Leonidas ne sentait plus que le sang ; écœurant, impitoyable.Zélie était allongée sur le sol, encerclée d'une flaque, d'une mare, d'un lac de liquide pourpre et visqueux.
Leonidas se précipita. Il retourna sa sœur sur le dos, tentant d'ignorer le fait que sa peau était glacée.
Ce fut comme si des milliers d'aiguilles chauffées à blanc se plantaient dans son cœur. Il eut d'abord très froid ; un froid glacial, intense, qui transperçait sa chair. Puis la chaleur arriva, brûlante, il avait l'impression de se consumer tout entier.
Zélie ne respirait plus. Elle était simplement allongée là, couverte de sang, un couteau de cuisine dans le cœur. Elle était morte. Désespérément et cruellement morte. Inerte. Sans vie. Tel un simple objet, froid et sans âme.

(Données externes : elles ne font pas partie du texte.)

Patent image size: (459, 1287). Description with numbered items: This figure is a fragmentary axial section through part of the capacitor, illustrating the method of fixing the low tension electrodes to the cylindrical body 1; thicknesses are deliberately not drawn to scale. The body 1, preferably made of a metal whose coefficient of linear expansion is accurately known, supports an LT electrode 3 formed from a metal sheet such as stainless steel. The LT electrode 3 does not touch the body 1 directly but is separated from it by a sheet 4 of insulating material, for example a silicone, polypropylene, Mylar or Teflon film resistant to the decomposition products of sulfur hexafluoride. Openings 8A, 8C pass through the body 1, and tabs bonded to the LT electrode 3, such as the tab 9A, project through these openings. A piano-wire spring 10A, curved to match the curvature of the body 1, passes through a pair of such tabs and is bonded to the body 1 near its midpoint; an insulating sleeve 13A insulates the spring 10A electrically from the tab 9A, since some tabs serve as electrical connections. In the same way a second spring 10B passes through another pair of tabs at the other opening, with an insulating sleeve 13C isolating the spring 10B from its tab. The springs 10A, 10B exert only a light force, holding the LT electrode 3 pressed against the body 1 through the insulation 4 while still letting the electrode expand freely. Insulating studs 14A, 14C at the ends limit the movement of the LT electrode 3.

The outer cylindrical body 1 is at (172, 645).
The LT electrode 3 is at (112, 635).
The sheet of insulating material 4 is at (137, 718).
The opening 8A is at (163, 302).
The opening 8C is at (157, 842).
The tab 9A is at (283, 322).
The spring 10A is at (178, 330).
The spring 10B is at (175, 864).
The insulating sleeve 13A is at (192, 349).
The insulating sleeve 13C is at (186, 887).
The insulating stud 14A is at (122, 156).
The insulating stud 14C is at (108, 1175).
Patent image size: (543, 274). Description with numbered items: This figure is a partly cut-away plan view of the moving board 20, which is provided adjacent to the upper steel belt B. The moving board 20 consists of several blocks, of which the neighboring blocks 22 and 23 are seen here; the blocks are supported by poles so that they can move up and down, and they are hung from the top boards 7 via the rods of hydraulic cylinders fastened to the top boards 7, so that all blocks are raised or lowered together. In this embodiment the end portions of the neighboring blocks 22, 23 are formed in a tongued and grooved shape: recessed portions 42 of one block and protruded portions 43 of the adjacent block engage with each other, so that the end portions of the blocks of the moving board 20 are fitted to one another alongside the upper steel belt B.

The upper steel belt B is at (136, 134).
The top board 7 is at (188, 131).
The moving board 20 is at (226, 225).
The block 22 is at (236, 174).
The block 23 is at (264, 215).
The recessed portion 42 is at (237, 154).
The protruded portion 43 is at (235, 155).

Et le pire était le fait qu'elle ait choisi ce terrible sort.
— Elle avait une chance, gémit Leonidas. Elle pouvait survivre.
— Toutes mes condoléances, monsieur, dit le Dr. Wilson, qui visiblement ne savait pas où se mettre.

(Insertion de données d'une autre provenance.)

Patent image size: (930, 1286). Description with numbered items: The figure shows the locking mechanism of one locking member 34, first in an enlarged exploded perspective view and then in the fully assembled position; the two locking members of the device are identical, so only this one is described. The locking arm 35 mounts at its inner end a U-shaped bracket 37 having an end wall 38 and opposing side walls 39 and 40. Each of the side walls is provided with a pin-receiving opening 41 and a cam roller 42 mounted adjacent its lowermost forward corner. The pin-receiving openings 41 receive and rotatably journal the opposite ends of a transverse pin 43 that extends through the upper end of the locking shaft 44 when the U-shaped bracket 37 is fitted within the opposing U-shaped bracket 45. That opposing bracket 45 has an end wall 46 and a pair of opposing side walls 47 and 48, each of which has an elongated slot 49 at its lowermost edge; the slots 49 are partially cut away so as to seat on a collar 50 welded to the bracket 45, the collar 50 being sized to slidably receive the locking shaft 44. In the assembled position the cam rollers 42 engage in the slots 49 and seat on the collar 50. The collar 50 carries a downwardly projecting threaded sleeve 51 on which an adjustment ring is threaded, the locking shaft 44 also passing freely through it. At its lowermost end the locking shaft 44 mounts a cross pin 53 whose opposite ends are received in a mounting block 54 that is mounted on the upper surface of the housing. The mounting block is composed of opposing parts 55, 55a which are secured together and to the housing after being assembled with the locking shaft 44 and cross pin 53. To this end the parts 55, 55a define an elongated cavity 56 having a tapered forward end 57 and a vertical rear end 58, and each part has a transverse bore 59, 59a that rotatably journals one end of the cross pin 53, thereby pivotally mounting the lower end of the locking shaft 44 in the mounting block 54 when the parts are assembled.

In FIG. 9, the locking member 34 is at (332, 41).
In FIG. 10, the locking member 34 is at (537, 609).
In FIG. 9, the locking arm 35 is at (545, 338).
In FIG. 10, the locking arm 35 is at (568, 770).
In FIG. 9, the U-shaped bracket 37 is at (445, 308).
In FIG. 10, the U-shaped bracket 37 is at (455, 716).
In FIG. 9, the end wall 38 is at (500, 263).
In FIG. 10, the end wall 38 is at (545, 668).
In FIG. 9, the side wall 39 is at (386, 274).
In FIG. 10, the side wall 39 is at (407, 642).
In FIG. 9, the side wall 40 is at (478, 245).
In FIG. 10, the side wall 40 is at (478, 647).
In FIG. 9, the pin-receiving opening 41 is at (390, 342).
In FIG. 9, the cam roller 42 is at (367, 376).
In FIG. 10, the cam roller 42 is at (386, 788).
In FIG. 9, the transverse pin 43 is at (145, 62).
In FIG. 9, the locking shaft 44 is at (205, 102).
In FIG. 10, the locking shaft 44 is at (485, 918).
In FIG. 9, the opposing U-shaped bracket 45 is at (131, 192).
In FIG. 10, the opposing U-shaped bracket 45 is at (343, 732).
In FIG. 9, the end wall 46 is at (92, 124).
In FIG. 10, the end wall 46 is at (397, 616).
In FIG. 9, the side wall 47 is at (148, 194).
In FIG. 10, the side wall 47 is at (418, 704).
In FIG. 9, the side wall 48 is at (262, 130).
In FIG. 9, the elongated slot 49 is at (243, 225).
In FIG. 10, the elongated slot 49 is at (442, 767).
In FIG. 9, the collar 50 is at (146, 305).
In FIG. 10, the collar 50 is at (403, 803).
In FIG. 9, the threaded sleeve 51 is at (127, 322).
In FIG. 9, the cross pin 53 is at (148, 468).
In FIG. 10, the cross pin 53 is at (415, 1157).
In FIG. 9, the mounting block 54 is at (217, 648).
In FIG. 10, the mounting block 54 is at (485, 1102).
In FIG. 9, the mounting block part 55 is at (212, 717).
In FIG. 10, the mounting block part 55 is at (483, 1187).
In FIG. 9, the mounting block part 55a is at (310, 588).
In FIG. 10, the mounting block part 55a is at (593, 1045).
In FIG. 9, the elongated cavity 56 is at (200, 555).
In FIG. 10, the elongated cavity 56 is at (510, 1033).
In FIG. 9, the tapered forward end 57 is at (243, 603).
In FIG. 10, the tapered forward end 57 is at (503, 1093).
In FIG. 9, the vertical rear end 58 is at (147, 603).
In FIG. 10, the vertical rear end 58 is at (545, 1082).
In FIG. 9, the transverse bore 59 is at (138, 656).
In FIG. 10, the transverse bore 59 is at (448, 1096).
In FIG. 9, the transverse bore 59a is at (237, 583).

Leonidas se retourna d'un coup, le visage déformé par la rage.
— Vos condoléances ? Je n'en a rien à faire de vos condoléances ! Ma sœur est morte ! Elle est morte, vous comprenez ?!
— Eh bien... ce sont des choses qui arrivent, balbutia le docteur.

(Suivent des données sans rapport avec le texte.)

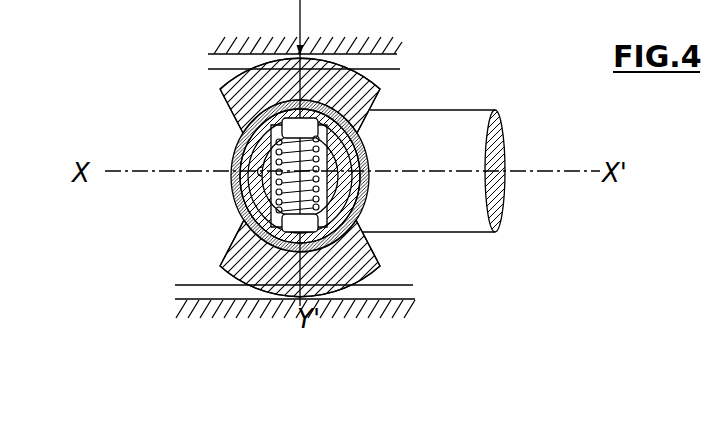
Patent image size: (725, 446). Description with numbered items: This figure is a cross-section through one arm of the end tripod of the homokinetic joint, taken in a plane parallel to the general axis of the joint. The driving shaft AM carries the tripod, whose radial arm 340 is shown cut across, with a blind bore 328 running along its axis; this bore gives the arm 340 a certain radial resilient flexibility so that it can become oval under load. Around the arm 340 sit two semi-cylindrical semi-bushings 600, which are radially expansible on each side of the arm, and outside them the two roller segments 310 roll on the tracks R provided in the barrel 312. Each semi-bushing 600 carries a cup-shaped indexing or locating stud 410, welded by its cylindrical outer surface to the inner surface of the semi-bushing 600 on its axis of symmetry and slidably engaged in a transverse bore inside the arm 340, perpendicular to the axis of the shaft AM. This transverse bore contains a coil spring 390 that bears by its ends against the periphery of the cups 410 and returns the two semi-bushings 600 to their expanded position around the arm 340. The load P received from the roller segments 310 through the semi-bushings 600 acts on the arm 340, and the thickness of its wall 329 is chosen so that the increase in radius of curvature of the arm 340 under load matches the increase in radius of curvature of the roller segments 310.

The barrel 312 is at (229, 47).
The roller segments 310 is at (352, 92).
The stud 410 is at (263, 103).
The wall 329 is at (242, 142).
The radial arm 340 is at (257, 171).
The blind bore 328 is at (250, 181).
The coil spring 390 is at (362, 183).
The semi-bushing 600 is at (369, 139).
The driving shaft AM is at (506, 134).
The load P is at (313, 29).
The tracks R is at (393, 63).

L'ancien ouvrier se leva d'un bond. Son corps entier tremblait d'une colère noire, irascible, invincible. Il prit la table en bois sur laquelle il mangeait depuis des années et la fracassa sur le sol. Les assiettes et les verres qui étaient continuellement posés sur la table par faute d'endroit où les ranger explosèrent sur le sol. Il hurlait — des insultes, peut-être, il n'en avait que faire.
Il avait juste besoin de purger sa peine.
Le médecin poussa un petit cri pathétique, puis s'efforça de calmer Leonidas, à force de gesticulations.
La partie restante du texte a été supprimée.